In 2002, Nicolas Bourriaud wrote that “since the early 90s, the dominant visual model is closer to the open-air market, the bazaar, the souk, a temporary and nomadic gathering of precarious materials and products of various provenances. Recycling (a method) and chaotic arrangement (an aesthetic) have supplanted shopping, store windows, and shelving in the role of formal matrices.” Well, in 2016 it’s about time we stopped thinking of a chaotic arrangement as an aesthetic. In Zurich it’s just a chaotic arrangement.

Google’s algorithms might do the same job better.

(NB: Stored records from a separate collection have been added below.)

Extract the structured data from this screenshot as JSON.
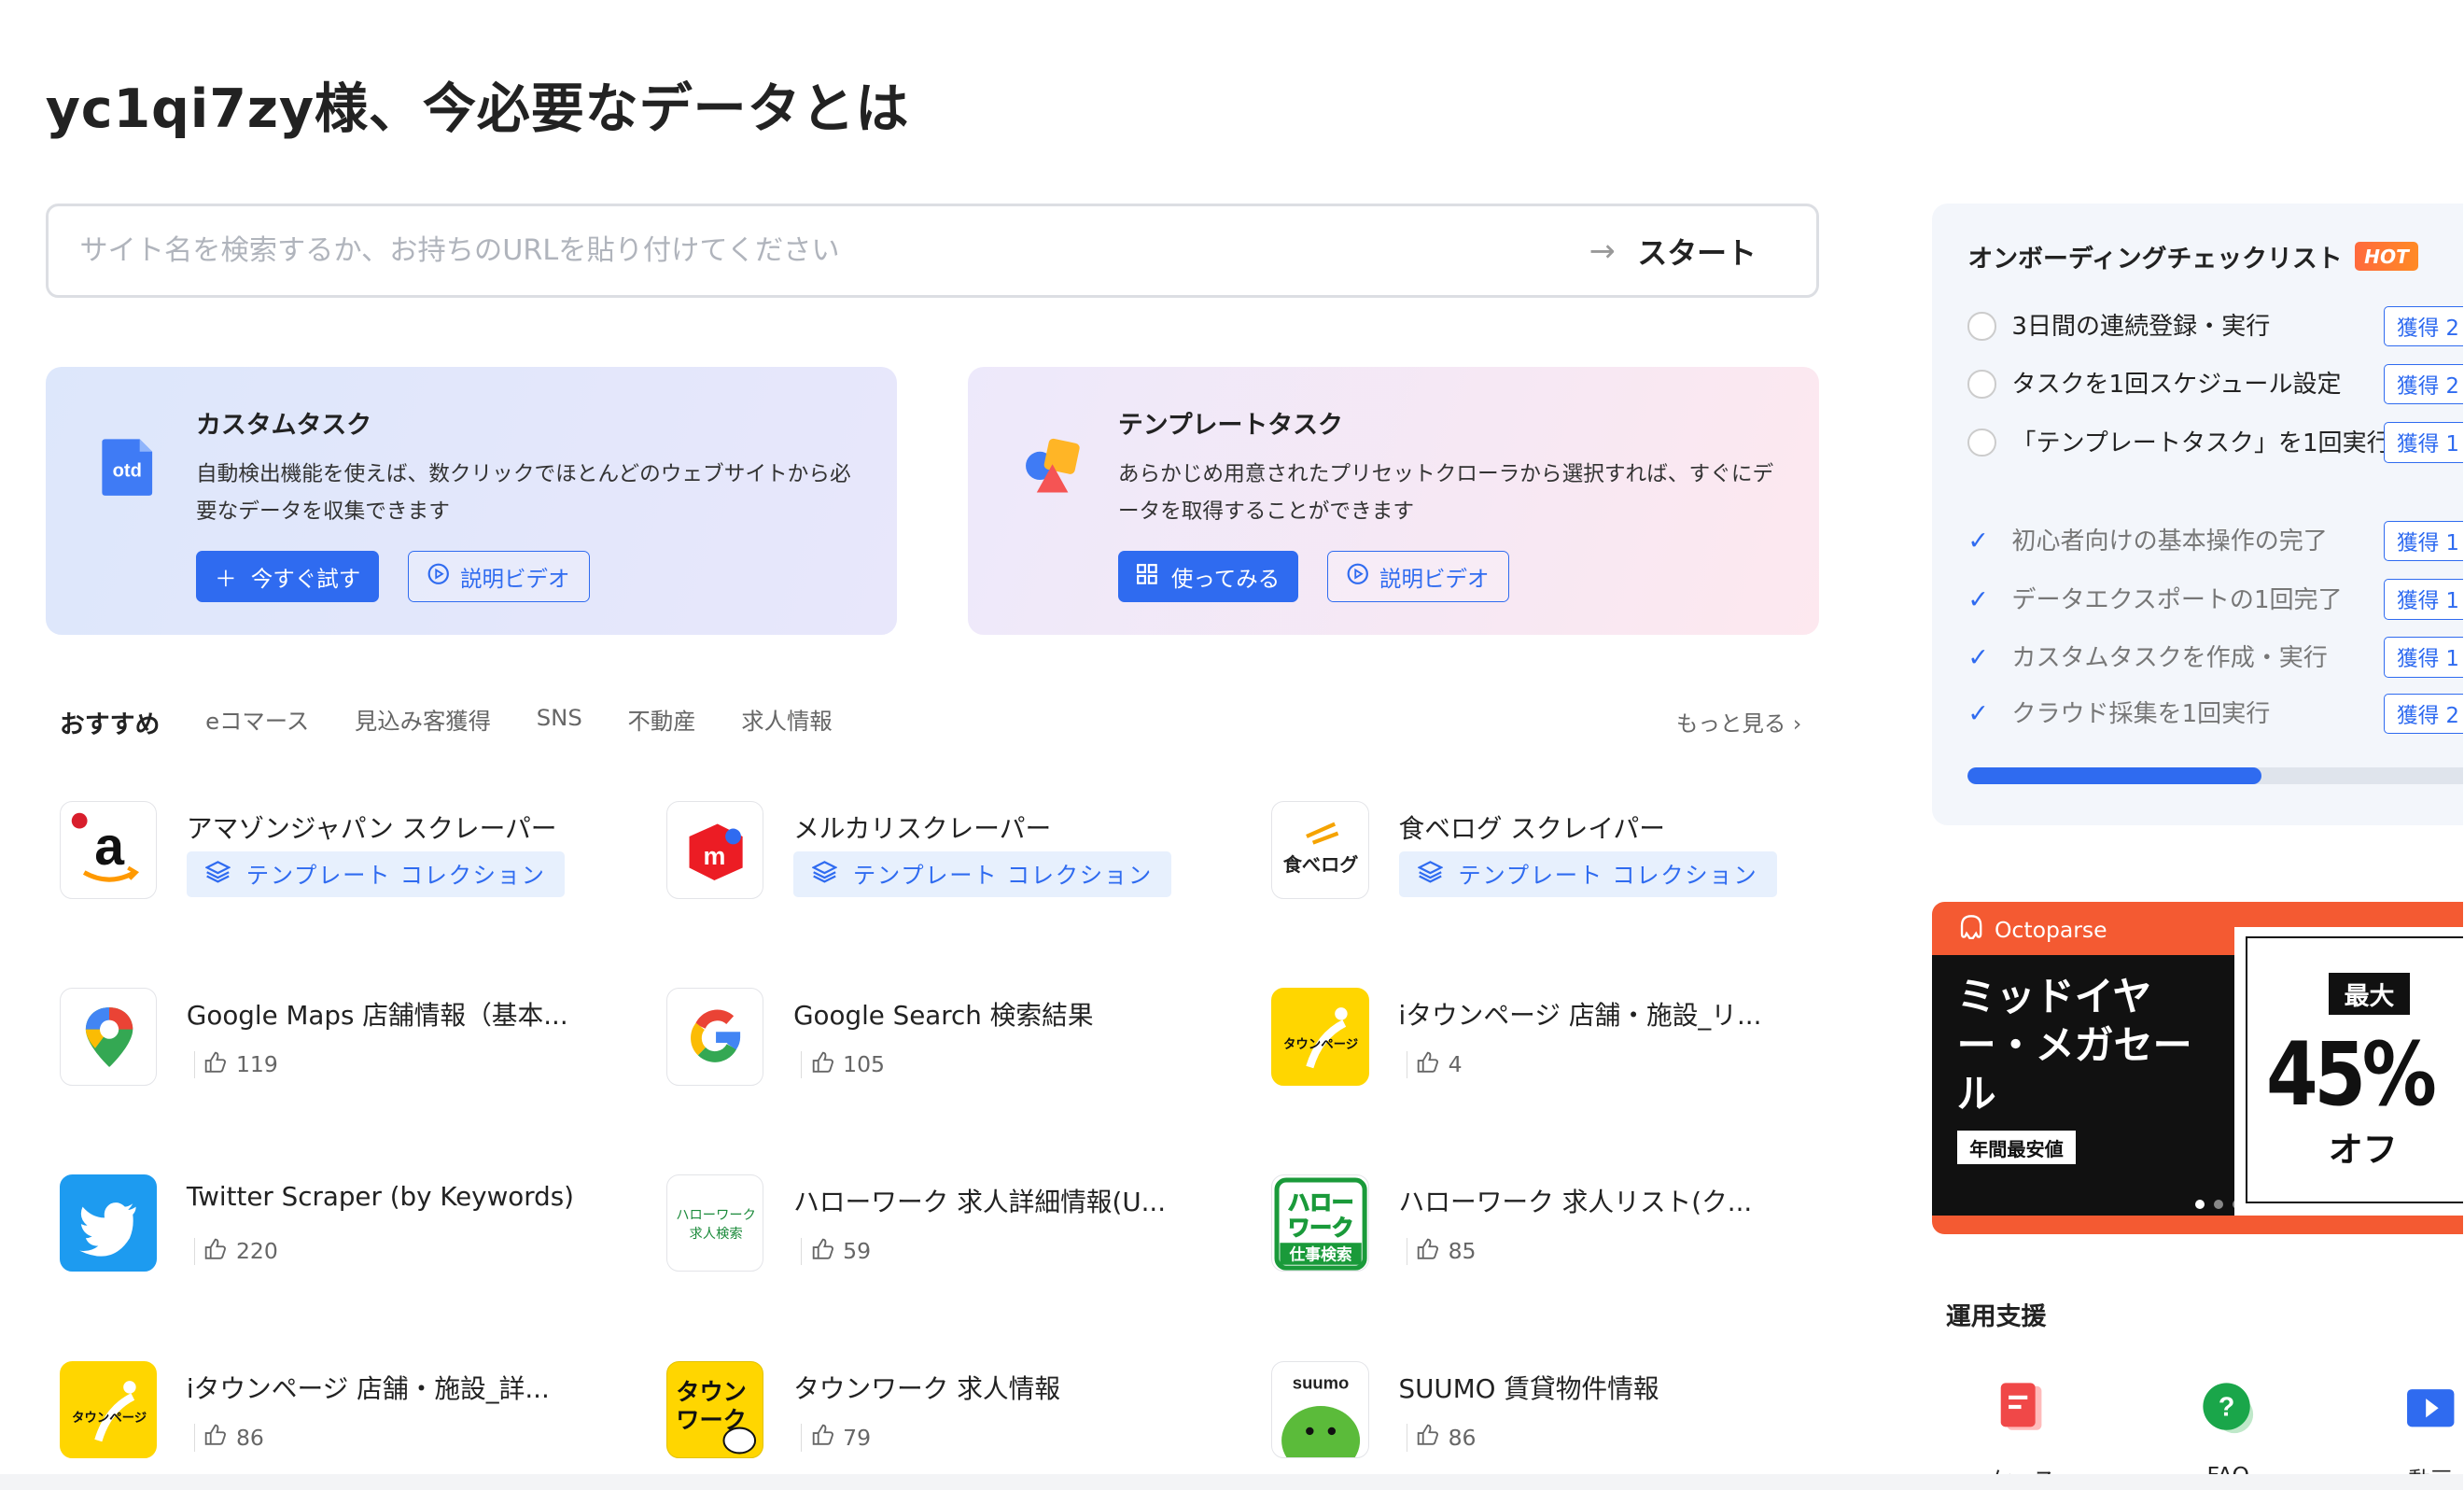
{
  "greeting": "yc1qi7zy様、今必要なデータとは",
  "search": {
    "placeholder": "サイト名を検索するか、お持ちのURLを貼り付けてください",
    "start_label": "スタート"
  },
  "custom_card": {
    "title": "カスタムタスク",
    "desc": "自動検出機能を使えば、数クリックでほとんどのウェブサイトから必要なデータを収集できます",
    "primary": "今すぐ試す",
    "video": "説明ビデオ",
    "icon": "otd"
  },
  "template_card": {
    "title": "テンプレートタスク",
    "desc": "あらかじめ用意されたプリセットクローラから選択すれば、すぐにデータを取得することができます",
    "primary": "使ってみる",
    "video": "説明ビデオ"
  },
  "tabs": [
    "おすすめ",
    "eコマース",
    "見込み客獲得",
    "SNS",
    "不動産",
    "求人情報"
  ],
  "more": "もっと見る",
  "tiles": [
    {
      "name": "アマゾンジャパン スクレーパー",
      "tag": "テンプレート コレクション",
      "logo": "amazon"
    },
    {
      "name": "メルカリスクレーパー",
      "tag": "テンプレート コレクション",
      "logo": "mercari"
    },
    {
      "name": "食ベログ スクレイパー",
      "tag": "テンプレート コレクション",
      "logo": "tabelog"
    },
    {
      "name": "Google Maps 店舗情報（基本...",
      "likes": "119",
      "logo": "gmaps"
    },
    {
      "name": "Google Search 検索結果",
      "likes": "105",
      "logo": "google"
    },
    {
      "name": "iタウンページ 店舗・施設_リ...",
      "likes": "4",
      "logo": "itown"
    },
    {
      "name": "Twitter Scraper (by Keywords)",
      "likes": "220",
      "logo": "twitter"
    },
    {
      "name": "ハローワーク 求人詳細情報(U...",
      "likes": "59",
      "logo": "hellowork"
    },
    {
      "name": "ハローワーク 求人リスト(ク...",
      "likes": "85",
      "logo": "hellowork2"
    },
    {
      "name": "iタウンページ 店舗・施設_詳...",
      "likes": "86",
      "logo": "itown"
    },
    {
      "name": "タウンワーク 求人情報",
      "likes": "79",
      "logo": "townwork"
    },
    {
      "name": "SUUMO 賃貸物件情報",
      "likes": "86",
      "logo": "suumo"
    }
  ],
  "logo_text": {
    "amazon": "a",
    "mercari": "m",
    "tabelog": "食べログ",
    "itown": "タウンページ",
    "hellowork_l1": "ハローワーク",
    "hellowork_l2": "求人検索",
    "hellowork2_l1": "ハロー",
    "hellowork2_l2": "ワーク",
    "hellowork2_l3": "仕事検索",
    "townwork_l1": "タウン",
    "townwork_l2": "ワーク",
    "suumo": "suumo"
  },
  "checklist": {
    "title": "オンボーディングチェックリスト",
    "badge": "HOT",
    "items": [
      {
        "label": "3日間の連続登録・実行",
        "done": false,
        "earn": "獲得 2"
      },
      {
        "label": "タスクを1回スケジュール設定",
        "done": false,
        "earn": "獲得 2"
      },
      {
        "label": "「テンプレートタスク」を1回実行",
        "done": false,
        "earn": "獲得 1"
      },
      {
        "label": "初心者向けの基本操作の完了",
        "done": true,
        "earn": "獲得 1"
      },
      {
        "label": "データエクスポートの1回完了",
        "done": true,
        "earn": "獲得 1"
      },
      {
        "label": "カスタムタスクを作成・実行",
        "done": true,
        "earn": "獲得 1"
      },
      {
        "label": "クラウド採集を1回実行",
        "done": true,
        "earn": "獲得 2"
      }
    ],
    "progress_pct": 55
  },
  "banner": {
    "brand": "Octoparse",
    "headline": "ミッドイヤー・メガセール",
    "sub": "年間最安値",
    "max": "最大",
    "pct": "45%",
    "off": "オフ"
  },
  "support": {
    "title": "運用支援",
    "items": [
      {
        "label": "ケース"
      },
      {
        "label": "FAQ"
      },
      {
        "label": "動画"
      }
    ]
  },
  "colors": {
    "accent": "#2f6bf0",
    "banner": "#f45a32"
  }
}
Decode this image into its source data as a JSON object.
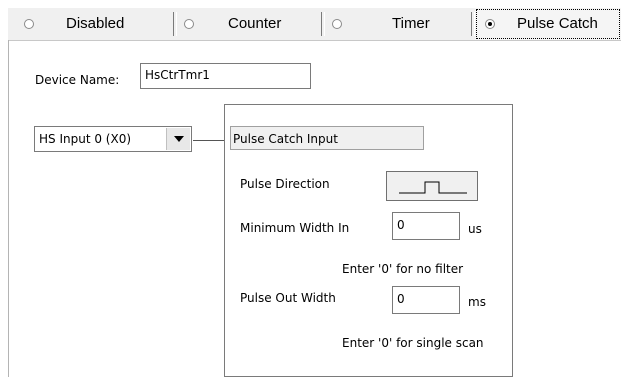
{
  "tabs": [
    {
      "label": "Disabled",
      "selected": false
    },
    {
      "label": "Counter",
      "selected": false
    },
    {
      "label": "Timer",
      "selected": false
    },
    {
      "label": "Pulse Catch",
      "selected": true
    }
  ],
  "device": {
    "label": "Device Name:",
    "value": "HsCtrTmr1"
  },
  "input_select": {
    "value": "HS Input 0 (X0)"
  },
  "pulse_catch": {
    "title": "Pulse Catch Input",
    "pulse_direction_label": "Pulse Direction",
    "min_width_label": "Minimum Width In",
    "min_width_value": "0",
    "min_width_unit": "us",
    "min_width_hint": "Enter '0' for no filter",
    "pulse_out_label": "Pulse Out Width",
    "pulse_out_value": "0",
    "pulse_out_unit": "ms",
    "pulse_out_hint": "Enter '0' for single scan"
  }
}
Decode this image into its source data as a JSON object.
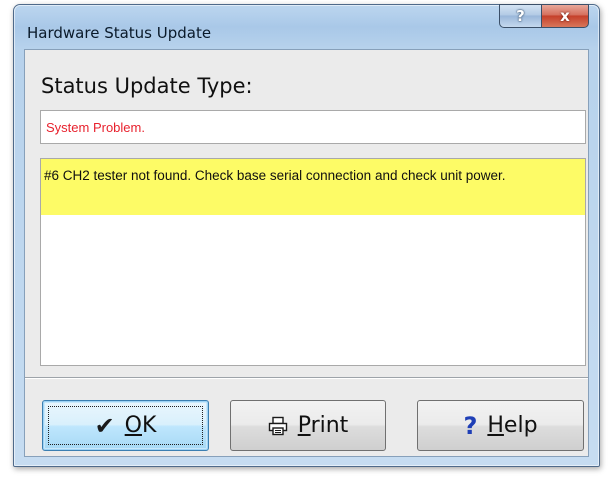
{
  "window": {
    "title": "Hardware Status Update",
    "help_glyph": "?",
    "close_glyph": "x"
  },
  "status": {
    "label": "Status Update Type:",
    "type_value": "System Problem.",
    "type_color": "#e8222e",
    "message": "#6  CH2 tester not found. Check base serial connection and check unit power.",
    "highlight_color": "#fdfb66"
  },
  "buttons": {
    "ok": {
      "icon": "check-icon",
      "glyph": "✔",
      "mnemonic": "O",
      "rest": "K"
    },
    "print": {
      "icon": "printer-icon",
      "mnemonic": "P",
      "rest": "rint"
    },
    "help": {
      "icon": "question-icon",
      "glyph": "?",
      "mnemonic": "H",
      "rest": "elp"
    }
  }
}
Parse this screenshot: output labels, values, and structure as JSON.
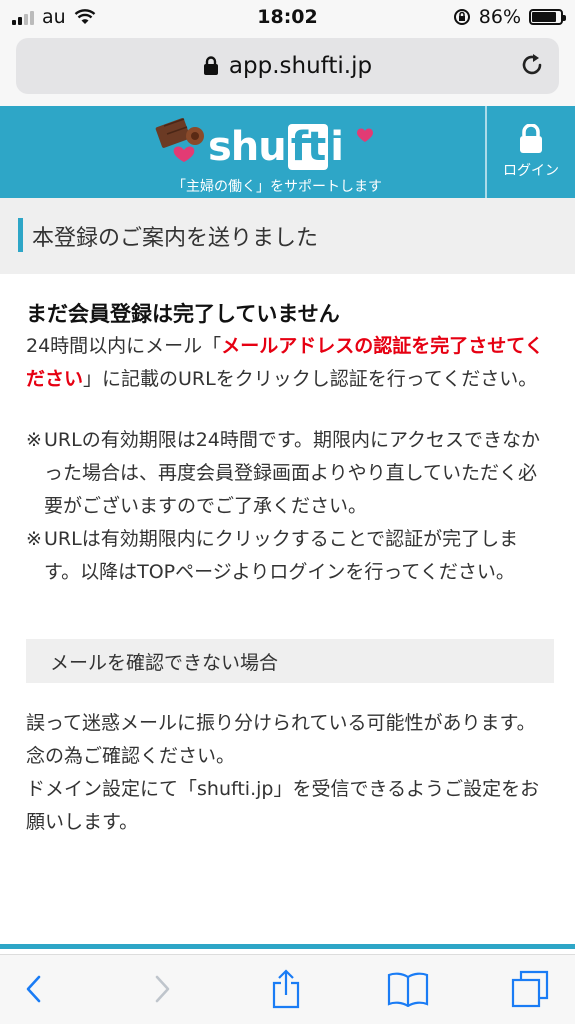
{
  "status_bar": {
    "carrier": "au",
    "time": "18:02",
    "battery": "86%",
    "battery_level": 0.86
  },
  "browser": {
    "url": "app.shufti.jp"
  },
  "site_header": {
    "logo_text": "shufti",
    "tagline": "「主婦の働く」をサポートします",
    "login_label": "ログイン"
  },
  "section": {
    "title": "本登録のご案内を送りました"
  },
  "content": {
    "lead": "まだ会員登録は完了していません",
    "body_prefix": "24時間以内にメール「",
    "body_highlight": "メールアドレスの認証を完了させてください",
    "body_suffix": "」に記載のURLをクリックし認証を行ってください。",
    "notes": [
      {
        "mark": "※",
        "text": "URLの有効期限は24時間です。期限内にアクセスできなかった場合は、再度会員登録画面よりやり直していただく必要がございますのでご了承ください。"
      },
      {
        "mark": "※",
        "text": "URLは有効期限内にクリックすることで認証が完了します。以降はTOPページよりログインを行ってください。"
      }
    ],
    "subheading": "メールを確認できない場合",
    "para1": "誤って迷惑メールに振り分けられている可能性があります。念の為ご確認ください。",
    "para2": "ドメイン設定にて「shufti.jp」を受信できるようご設定をお願いします。"
  },
  "colors": {
    "brand": "#2ea6c7",
    "highlight": "#e60012",
    "ios_blue": "#1a7cf5"
  },
  "icons": [
    "lock-icon",
    "reload-icon",
    "back-icon",
    "forward-icon",
    "share-icon",
    "bookmarks-icon",
    "tabs-icon"
  ]
}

The broader background to both the Berlin Biennale and Manifesta is that the history of contemporary art is the story of two crises. The first is the identity crisis of art, which the long 90s inherited from the avant-gardes. The second and more recent is the crisis of the contemporary at a moment when things are accelerating around us to the extent that art has difficulties keeping up with our shrinking present, i.e., with being contemporary. Jankowski’s Manifesta 11 remains relevant, since the first crisis of contemporary art is still with us – but the second crisis of art means that it’s for different reasons from those that applied in the 90s. In Berlin, art mingles with fashion, business, activism, and culture as if there were no longer any gaps between these areas, while the second crisis of the contemporary is dealt with under the heading “The Present in Drag”.

The real trend today is not that artists curate. Nor even that curators are supposed to be as creative as artists. The fact we need to confront is simply that an increasing number of people outside the art world no longer simply consume art but also have access to its means of production and display. In this climate, wanting to set up a dialogue between artists and non-artists runs the risk of creating a gap in order to bridge it.
 

Toke Lykkeberg is a Copenhagen-based curator and critic.
Manifesta 11 is on view until 18 September 2016.